Bir çalışma, multipl miyelomlu kişilerin diş ameliyatından önce antibiyotiklerden yararlanabileceğini, çünkü çalışmadaki kişilerin% 90'ında bakteriyel bir enfeksiyon (Aktinomikoz) geliştiğini öne sürdü.

Bazı Diş Tedavilerinden Kaçınılmalıdır

Çekim, periodontal cerrahi ve ortodonti gibi prosedürlerden ideal olarak kaçınılmalıdır. Bazı durumlarda diş implantları düşünülebilir, ancak yalnızca diş hekiminiz ve onkoloğunuz dahil olmak üzere potansiyel riskleri tartışabilecek bir ekiple birlikte.

Kendi Avukatınız Olun

Sadece çene osteonekrozu riskinin farkında olmak ve riskinizi azaltmak için adımlar atmak paha biçilemez olabilir. 2019 yılında yapılan bir araştırmaya göre, bu ilaçlarla tedavi edilen insanların çoğu riskin farkında değildi.

Verywell'den Bir Söz

Çene osteonekrozu, yaşam kalitesini önemli ölçüde düşürebilen bir durumdur. Aynı zamanda, duruma yol açabilecek ilaçlar kanserle yaşamı uzatabilir ve aynı şekilde hayatınızı olumsuz yönde etkileyebilecek komplikasyonları azaltabilir. Her insan farklıdır. Birey olarak sizin için en iyi seçimleri yapabilmek için, herhangi bir tedavinin risklerini ve faydalarını, kişisel tercihlerinizi ve ihtiyaçlarınızı tartışmak önemlidir.
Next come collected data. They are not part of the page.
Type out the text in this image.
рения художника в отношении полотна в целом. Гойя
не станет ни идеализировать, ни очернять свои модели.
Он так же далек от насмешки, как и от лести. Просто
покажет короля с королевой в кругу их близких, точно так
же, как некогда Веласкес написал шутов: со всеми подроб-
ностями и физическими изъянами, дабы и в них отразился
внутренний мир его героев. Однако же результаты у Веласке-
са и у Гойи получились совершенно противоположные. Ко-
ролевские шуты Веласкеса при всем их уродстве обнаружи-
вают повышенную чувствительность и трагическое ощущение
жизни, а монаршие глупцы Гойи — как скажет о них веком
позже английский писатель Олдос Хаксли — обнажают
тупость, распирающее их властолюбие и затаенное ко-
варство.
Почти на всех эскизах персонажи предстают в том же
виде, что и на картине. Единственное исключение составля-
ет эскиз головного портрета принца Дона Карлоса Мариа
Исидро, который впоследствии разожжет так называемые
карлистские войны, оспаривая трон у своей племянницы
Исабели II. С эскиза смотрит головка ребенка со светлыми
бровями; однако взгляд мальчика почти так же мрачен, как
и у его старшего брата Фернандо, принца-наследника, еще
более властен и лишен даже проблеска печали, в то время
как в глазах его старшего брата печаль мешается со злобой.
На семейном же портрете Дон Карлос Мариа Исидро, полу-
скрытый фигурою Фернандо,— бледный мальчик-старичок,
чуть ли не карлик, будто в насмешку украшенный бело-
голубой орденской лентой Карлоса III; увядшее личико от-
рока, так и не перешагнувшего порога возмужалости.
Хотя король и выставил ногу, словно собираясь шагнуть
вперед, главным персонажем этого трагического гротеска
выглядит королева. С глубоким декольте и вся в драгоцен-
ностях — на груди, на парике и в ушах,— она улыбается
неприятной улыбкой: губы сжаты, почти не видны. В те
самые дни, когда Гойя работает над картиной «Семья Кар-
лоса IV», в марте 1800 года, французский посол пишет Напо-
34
Osteonekroz geliştirirseniz, osteonekroz tedavisine çok aşina olan ve en son araştırmalardan haberdar olacak bir diş hekimine danışın. Bir hasta olarak, bir uzmanın tedavi ettiği duruma sahip kaç hasta gibi sorular sormaya hakkınız vardır. Her meslekte olduğu gibi, deneyim bir fark yaratabilir.